Economie numérique

Souveraineté numérique. Le modus operandi pour affranchir le Maroc de la « colonisation numérique »

À une époque où nous sommes submergés par le modèle économique de la gratuité des services en échange de la collecte de données, l’experte en stratégie, Manar Belfqih, propose une approche systématique visant à permettre au Maroc d’atteindre la souveraineté numérique. Dans cette perspective, des initiatives concrètes, telles que le lancement de l’ordinateur sécurisé Atlas, sont mises en place pour créer une infrastructure technologique marocaine indépendante. La sensibilisation de la population et la collaboration internationale sont également considérées comme des éléments essentiels dans cette transition.

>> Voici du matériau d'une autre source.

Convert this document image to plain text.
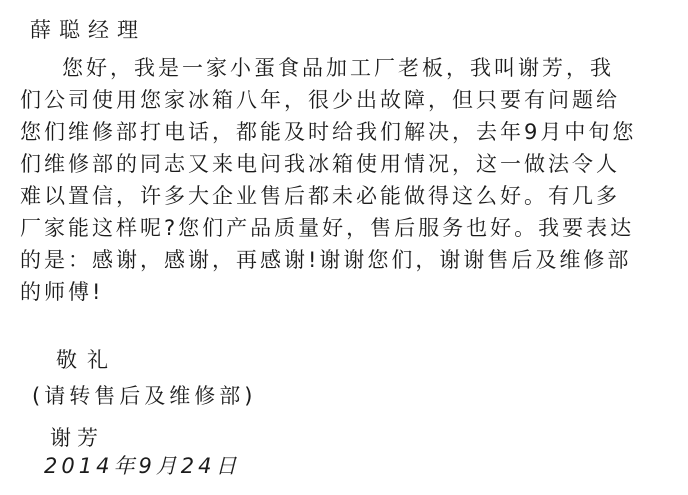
薛聪经理
您好，我是一家小蛋食品加工厂老板，我叫谢芳，我
们公司使用您家冰箱八年，很少出故障，但只要有问题给
您们维修部打电话，都能及时给我们解决，去年9月中旬您
们维修部的同志又来电问我冰箱使用情况，这一做法令人
难以置信，许多大企业售后都未必能做得这么好。有几多
厂家能这样呢?您们产品质量好，售后服务也好。我要表达
的是：感谢，感谢，再感谢!谢谢您们，谢谢售后及维修部
的师傅!
敬礼
(请转售后及维修部)
谢芳
2014年9月24日
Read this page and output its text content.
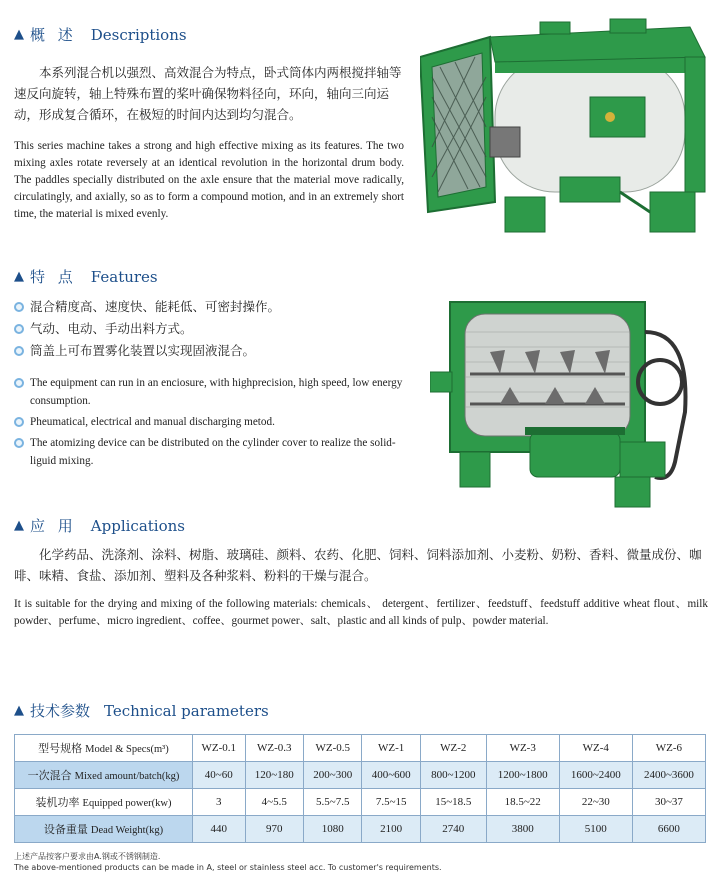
▲ 概 述 Descriptions

本系列混合机以强烈、高效混合为特点，卧式筒体内两根搅拌轴等速反向旋转，轴上特殊布置的桨叶确保物料径向，环向，轴向三向运动，形成复合循环，在极短的时间内达到均匀混合。

This series machine takes a strong and high effective mixing as its features. The two mixing axles rotate reversely at an identical revolution in the horizontal drum body. The paddles specially distributed on the axle ensure that the material move radically, circulatingly, and axially, so as to form a compound motion, and in an extremely short time, the material is mixed evenly.

▲ 特 点 Features
混合精度高、速度快、能耗低、可密封操作。
气动、电动、手动出料方式。
筒盖上可布置雾化装置以实现固液混合。
The equipment can run in an enciosure, with highprecision, high speed, low energy consumption.
Pheumatical, electrical and manual discharging metod.
The atomizing device can be distributed on the cylinder cover to realize the solid-liguid mixing.
▲ 应 用 Applications

化学药品、洗涤剂、涂料、树脂、玻璃硅、颜料、农药、化肥、饲料、饲料添加剂、小麦粉、奶粉、香料、微量成份、咖啡、味精、食盐、添加剂、塑料及各种浆料、粉料的干燥与混合。

It is suitable for the drying and mixing of the following materials: chemicals、 detergent、fertilizer、feedstuff、feedstuff additive wheat flout、milk powder、perfume、micro ingredient、coffee、gourmet power、salt、plastic and all kinds of pulp、powder material.

▲ 技术参数 Technical parameters
型号规格 Model & Specs(m³)	WZ-0.1	WZ-0.3	WZ-0.5	WZ-1	WZ-2	WZ-3	WZ-4	WZ-6
一次混合 Mixed amount/batch(kg)	40~60	120~180	200~300	400~600	800~1200	1200~1800	1600~2400	2400~3600
装机功率 Equipped power(kw)	3	4~5.5	5.5~7.5	7.5~15	15~18.5	18.5~22	22~30	30~37
设备重量 Dead Weight(kg)	440	970	1080	2100	2740	3800	5100	6600
上述产品按客户要求由A.钢或不锈钢制造.
The above-mentioned products can be made in A, steel or stainless steel acc. To customer's requirements.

« La souveraineté numérique ne relève pas de l’utopie, mais d’une volonté politique », soutient mordicus Manar Belfqih, experte en stratégie et intelligence économique, Co-fondatrice de la société Atlas et CEO du Moroccan Center for Business Intelligence MCBI, pour qui, le Maroc se trouve à un tournant crucial de son développement économique, où la souveraineté numérique devient un enjeu majeur. La question est de savoir comment le Maroc s’y prend pour s’affranchir. En effet, l’économie numérique offre de nombreuses opportunités, mais elle présente également des menaces, en particulier pour les économies qui dépendent massivement des géants technologiques étrangers tels que les GAFAM. Le modèle de ces entreprises, basé sur la gratuité des services en échange de la collecte de données, a conduit à un détournement de l’intention d’achat des utilisateurs marocains vers des produits étrangers au détriment des produits locaux. Manar Belfqih souligne que le Maroc est actuellement une « colonie numérique » des États-Unis et de l’Europe, ce qui met en péril la souveraineté économique du pays. « Pour maintenir sa position de puissance régionale et promouvoir le « 100% marocain », le Maroc doit mettre en place une stratégie de souveraineté numérique », dit-elle.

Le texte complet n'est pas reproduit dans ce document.